The iNTS disease is known to cause gastroenteritis, high fever, bloodstream infections, sepsis, and even death in severe cases.

“The iNTS vaccine is expected to undergo toxicology studies and will embark on an investigational new drug (IND) authorization for a phase 1 clinical trial plan in 2023,” remarked an IVI official.

Other innovative approaches

While the Covid-19 pandemic underscored the importance of vaccines, it also contributed to exacerbating AMR as antimicrobials were widely prescribed to manage the unfamiliar virus.

The WHO’s most recent report on Global Antimicrobial Resistance and Use Surveillance System (GLASS) linked the Covid-19 pandemic with a 15 percent increase in AMR rates in 2020 compared with 2017 for bacteriologically confirmed infection (BCI)s caused by meropenem and third-generation cephalosporin resistance in bloodstream E. coli, ciprofloxacin resistance in Salmonella spp., and azithromycin resistance in gonorrhea.

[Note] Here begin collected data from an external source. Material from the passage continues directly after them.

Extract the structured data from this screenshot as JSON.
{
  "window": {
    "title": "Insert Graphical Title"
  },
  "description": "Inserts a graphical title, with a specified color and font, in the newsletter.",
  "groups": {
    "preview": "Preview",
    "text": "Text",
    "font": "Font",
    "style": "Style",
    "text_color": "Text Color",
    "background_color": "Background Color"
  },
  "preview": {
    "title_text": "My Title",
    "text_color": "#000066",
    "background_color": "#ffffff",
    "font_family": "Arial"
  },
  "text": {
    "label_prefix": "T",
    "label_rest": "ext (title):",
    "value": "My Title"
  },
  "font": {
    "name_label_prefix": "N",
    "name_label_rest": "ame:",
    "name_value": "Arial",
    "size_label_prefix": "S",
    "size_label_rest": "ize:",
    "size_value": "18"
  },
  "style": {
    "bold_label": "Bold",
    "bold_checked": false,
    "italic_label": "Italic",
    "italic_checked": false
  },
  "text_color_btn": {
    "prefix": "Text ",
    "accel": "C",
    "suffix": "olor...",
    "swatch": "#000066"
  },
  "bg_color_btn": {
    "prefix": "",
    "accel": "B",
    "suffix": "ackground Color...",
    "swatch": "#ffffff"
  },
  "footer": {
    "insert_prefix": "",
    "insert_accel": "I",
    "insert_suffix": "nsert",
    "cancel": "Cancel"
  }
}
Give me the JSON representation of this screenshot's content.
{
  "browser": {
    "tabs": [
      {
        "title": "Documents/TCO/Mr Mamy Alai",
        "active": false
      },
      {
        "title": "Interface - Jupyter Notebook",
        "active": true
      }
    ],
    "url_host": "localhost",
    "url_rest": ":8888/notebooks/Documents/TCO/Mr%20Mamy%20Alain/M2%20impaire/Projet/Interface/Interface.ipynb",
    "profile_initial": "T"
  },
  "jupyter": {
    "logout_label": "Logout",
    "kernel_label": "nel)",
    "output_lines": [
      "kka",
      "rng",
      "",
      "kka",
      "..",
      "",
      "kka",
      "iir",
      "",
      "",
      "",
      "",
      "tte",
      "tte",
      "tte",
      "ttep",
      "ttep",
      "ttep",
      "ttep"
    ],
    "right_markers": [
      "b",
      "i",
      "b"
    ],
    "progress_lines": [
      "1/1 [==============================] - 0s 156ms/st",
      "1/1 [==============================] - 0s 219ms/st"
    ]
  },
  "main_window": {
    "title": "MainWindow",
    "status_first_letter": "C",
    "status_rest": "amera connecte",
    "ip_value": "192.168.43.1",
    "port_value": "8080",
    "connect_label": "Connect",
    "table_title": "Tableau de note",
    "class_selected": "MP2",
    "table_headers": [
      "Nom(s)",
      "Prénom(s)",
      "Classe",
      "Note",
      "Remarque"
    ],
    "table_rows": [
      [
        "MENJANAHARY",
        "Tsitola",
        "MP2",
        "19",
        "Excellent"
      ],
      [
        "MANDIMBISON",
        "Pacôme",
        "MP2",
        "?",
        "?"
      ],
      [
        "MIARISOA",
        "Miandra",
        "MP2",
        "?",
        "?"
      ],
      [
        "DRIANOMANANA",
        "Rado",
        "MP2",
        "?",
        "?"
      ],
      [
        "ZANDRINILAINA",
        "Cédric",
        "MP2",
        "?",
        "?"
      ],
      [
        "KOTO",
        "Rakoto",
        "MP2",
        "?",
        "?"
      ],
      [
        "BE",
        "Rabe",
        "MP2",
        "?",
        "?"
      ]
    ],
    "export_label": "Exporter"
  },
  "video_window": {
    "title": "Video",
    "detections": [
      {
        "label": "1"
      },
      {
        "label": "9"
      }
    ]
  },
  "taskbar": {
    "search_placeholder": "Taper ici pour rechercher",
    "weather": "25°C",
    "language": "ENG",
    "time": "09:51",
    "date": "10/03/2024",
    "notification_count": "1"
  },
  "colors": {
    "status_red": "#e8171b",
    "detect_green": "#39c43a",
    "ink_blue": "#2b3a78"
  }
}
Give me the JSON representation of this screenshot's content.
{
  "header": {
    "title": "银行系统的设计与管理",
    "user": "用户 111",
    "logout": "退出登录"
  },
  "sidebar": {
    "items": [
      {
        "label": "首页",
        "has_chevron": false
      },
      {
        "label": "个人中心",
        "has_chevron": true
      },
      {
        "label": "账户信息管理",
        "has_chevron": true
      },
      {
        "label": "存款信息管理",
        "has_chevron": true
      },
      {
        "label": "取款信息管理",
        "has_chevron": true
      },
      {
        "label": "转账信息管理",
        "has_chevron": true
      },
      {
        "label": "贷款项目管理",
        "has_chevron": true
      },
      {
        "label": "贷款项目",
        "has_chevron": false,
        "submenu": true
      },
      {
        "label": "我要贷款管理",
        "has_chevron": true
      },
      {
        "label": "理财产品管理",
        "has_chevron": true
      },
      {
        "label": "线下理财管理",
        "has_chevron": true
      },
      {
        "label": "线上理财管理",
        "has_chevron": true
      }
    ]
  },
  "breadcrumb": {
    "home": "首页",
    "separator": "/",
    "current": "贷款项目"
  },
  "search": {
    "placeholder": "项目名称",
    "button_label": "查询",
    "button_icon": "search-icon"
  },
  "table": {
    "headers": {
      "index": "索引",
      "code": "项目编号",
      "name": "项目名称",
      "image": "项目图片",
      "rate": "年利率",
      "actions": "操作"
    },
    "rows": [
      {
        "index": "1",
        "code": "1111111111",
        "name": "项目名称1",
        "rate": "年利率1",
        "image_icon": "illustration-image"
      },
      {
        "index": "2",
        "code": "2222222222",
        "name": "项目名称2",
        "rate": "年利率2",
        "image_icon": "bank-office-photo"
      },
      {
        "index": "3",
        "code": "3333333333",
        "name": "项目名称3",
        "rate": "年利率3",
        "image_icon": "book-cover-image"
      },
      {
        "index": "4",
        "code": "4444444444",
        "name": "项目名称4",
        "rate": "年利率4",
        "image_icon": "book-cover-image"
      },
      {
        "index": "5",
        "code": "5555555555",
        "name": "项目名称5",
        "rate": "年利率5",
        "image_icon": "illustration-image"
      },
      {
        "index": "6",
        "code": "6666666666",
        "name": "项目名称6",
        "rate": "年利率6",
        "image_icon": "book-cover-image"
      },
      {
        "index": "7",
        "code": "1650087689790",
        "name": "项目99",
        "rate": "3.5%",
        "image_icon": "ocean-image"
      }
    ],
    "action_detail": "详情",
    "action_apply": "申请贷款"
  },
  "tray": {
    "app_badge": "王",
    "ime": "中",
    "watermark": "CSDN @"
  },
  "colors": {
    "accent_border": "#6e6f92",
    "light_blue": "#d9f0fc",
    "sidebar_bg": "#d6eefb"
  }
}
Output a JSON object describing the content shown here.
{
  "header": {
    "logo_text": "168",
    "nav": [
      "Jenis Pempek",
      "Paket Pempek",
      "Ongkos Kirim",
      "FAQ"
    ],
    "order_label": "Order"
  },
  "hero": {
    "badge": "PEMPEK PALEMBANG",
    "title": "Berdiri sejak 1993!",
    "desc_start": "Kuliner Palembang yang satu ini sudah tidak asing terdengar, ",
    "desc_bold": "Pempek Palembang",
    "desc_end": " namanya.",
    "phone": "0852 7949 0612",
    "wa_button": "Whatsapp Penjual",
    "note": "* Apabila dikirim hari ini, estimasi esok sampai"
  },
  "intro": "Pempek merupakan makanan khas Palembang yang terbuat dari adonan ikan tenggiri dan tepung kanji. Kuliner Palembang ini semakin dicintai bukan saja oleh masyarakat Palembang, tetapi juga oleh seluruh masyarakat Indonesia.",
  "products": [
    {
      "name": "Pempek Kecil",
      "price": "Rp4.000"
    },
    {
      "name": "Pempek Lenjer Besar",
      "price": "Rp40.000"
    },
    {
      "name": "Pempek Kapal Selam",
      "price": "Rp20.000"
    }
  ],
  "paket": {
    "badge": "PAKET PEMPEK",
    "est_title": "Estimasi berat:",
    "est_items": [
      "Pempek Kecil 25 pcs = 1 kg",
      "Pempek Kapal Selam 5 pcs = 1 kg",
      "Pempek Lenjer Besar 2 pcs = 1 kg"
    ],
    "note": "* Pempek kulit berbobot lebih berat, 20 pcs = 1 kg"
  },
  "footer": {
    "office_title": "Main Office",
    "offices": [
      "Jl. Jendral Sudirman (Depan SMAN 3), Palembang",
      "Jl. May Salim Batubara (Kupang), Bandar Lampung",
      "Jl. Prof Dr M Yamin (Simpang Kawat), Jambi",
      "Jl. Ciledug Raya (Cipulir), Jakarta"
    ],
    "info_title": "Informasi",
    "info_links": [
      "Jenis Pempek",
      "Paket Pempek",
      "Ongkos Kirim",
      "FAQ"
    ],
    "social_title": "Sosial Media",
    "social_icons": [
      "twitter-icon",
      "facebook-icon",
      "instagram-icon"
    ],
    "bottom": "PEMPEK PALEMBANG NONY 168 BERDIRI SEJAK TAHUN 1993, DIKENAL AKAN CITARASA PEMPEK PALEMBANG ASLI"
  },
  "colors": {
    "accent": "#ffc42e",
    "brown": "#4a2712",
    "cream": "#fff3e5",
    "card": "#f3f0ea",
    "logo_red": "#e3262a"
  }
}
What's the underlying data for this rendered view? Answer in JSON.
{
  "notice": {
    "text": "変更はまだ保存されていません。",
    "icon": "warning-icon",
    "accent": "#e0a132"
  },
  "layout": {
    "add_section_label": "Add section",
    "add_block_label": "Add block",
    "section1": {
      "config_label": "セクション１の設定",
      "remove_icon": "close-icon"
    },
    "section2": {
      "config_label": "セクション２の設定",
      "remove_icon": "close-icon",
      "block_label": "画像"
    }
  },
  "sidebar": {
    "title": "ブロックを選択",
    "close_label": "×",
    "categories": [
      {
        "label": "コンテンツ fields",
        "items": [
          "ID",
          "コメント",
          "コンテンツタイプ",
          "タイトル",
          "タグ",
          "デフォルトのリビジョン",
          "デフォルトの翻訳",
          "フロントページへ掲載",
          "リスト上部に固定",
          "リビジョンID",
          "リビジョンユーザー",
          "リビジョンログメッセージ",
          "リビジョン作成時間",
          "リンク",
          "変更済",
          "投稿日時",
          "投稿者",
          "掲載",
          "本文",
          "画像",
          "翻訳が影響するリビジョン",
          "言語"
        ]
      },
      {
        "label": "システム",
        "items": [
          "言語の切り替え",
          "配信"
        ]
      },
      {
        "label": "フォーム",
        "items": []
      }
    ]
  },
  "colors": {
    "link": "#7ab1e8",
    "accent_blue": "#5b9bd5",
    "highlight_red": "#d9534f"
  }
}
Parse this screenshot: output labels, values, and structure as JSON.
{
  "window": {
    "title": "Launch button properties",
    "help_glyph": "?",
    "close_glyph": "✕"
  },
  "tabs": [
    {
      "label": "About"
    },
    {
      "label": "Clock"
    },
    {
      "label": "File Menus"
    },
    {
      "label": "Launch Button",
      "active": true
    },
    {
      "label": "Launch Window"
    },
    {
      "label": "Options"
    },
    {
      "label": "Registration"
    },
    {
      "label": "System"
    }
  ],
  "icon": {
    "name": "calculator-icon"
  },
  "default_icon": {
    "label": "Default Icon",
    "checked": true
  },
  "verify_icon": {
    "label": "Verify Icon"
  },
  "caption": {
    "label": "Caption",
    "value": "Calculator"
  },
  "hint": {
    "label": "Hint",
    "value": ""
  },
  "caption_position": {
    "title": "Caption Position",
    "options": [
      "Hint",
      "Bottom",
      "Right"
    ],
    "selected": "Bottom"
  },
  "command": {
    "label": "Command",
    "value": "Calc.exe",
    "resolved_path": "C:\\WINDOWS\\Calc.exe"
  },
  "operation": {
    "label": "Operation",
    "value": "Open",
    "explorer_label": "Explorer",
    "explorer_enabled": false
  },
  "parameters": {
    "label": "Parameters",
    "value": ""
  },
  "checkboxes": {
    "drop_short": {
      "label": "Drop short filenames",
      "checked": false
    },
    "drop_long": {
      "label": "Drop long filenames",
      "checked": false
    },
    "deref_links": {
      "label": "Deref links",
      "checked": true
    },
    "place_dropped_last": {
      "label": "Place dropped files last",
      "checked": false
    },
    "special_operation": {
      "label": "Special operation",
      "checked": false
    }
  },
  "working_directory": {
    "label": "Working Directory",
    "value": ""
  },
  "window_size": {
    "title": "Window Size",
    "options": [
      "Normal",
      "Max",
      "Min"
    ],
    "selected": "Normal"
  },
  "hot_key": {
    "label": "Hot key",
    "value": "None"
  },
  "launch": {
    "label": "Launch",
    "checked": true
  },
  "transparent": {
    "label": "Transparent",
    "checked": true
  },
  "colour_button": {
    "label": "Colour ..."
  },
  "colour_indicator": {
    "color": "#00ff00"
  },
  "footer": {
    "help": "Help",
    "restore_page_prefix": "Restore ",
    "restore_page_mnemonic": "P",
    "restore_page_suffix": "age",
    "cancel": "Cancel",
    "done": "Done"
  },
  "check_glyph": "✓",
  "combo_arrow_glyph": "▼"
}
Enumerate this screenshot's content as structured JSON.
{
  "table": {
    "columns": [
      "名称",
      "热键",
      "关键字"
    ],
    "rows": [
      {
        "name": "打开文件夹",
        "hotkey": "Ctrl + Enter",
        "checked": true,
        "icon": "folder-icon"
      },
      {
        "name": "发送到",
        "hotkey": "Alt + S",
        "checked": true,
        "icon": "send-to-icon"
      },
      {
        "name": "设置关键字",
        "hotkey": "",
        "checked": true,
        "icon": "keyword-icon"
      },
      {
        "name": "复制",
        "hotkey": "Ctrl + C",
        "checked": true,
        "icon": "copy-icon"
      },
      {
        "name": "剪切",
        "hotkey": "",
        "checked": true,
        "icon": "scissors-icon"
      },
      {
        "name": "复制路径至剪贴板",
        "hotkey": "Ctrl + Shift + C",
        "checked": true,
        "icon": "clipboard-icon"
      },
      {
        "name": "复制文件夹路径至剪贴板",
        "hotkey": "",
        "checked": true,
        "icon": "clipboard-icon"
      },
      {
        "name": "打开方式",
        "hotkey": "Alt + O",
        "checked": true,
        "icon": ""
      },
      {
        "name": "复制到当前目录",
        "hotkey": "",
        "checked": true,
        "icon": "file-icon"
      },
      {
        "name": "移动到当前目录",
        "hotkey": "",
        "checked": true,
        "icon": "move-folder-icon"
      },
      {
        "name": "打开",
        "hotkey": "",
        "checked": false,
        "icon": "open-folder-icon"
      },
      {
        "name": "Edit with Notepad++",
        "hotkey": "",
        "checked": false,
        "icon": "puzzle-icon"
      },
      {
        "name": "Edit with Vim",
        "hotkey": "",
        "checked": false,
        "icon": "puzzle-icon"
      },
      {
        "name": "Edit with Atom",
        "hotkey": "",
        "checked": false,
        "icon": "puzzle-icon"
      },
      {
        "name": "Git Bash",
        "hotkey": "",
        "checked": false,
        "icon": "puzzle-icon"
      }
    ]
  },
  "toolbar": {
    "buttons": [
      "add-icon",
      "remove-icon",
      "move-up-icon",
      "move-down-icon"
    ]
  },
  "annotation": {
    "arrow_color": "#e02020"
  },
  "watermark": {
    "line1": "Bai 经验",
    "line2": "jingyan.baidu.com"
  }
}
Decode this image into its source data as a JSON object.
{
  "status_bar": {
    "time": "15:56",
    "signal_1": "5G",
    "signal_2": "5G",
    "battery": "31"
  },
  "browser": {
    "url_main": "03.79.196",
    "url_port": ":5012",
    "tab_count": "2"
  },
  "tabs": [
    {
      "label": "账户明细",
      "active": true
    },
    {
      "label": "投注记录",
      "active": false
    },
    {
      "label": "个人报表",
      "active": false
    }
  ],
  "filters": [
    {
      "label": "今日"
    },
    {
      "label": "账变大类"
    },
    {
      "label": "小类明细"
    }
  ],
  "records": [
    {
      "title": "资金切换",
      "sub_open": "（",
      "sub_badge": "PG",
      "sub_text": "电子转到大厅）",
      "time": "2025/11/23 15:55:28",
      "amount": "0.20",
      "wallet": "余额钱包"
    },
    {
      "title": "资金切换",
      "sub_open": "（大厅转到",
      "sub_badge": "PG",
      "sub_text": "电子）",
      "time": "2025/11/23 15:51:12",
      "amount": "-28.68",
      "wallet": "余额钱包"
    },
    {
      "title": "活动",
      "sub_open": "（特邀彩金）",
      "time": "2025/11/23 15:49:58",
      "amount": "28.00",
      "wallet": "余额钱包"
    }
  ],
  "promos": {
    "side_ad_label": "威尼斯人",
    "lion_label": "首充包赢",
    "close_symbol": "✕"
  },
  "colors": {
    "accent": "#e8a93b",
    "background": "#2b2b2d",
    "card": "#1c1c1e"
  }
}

Aside from vaccines and antibiotics, rapid diagnostics for decision-making and monitoring resistant genes, new antibiotics, phage therapies, monoclonal antibodies, and microbiota-based interventions to target resistant pathogens were suggested to reduce AMR impacts.

Additionally, whole genome sequencing should be leveraged to investigate AMR genes and their resistance mechanisms to inform treatment guidelines and control strategies for other bacterial vaccines like the case for new typhoid conjugate vaccines.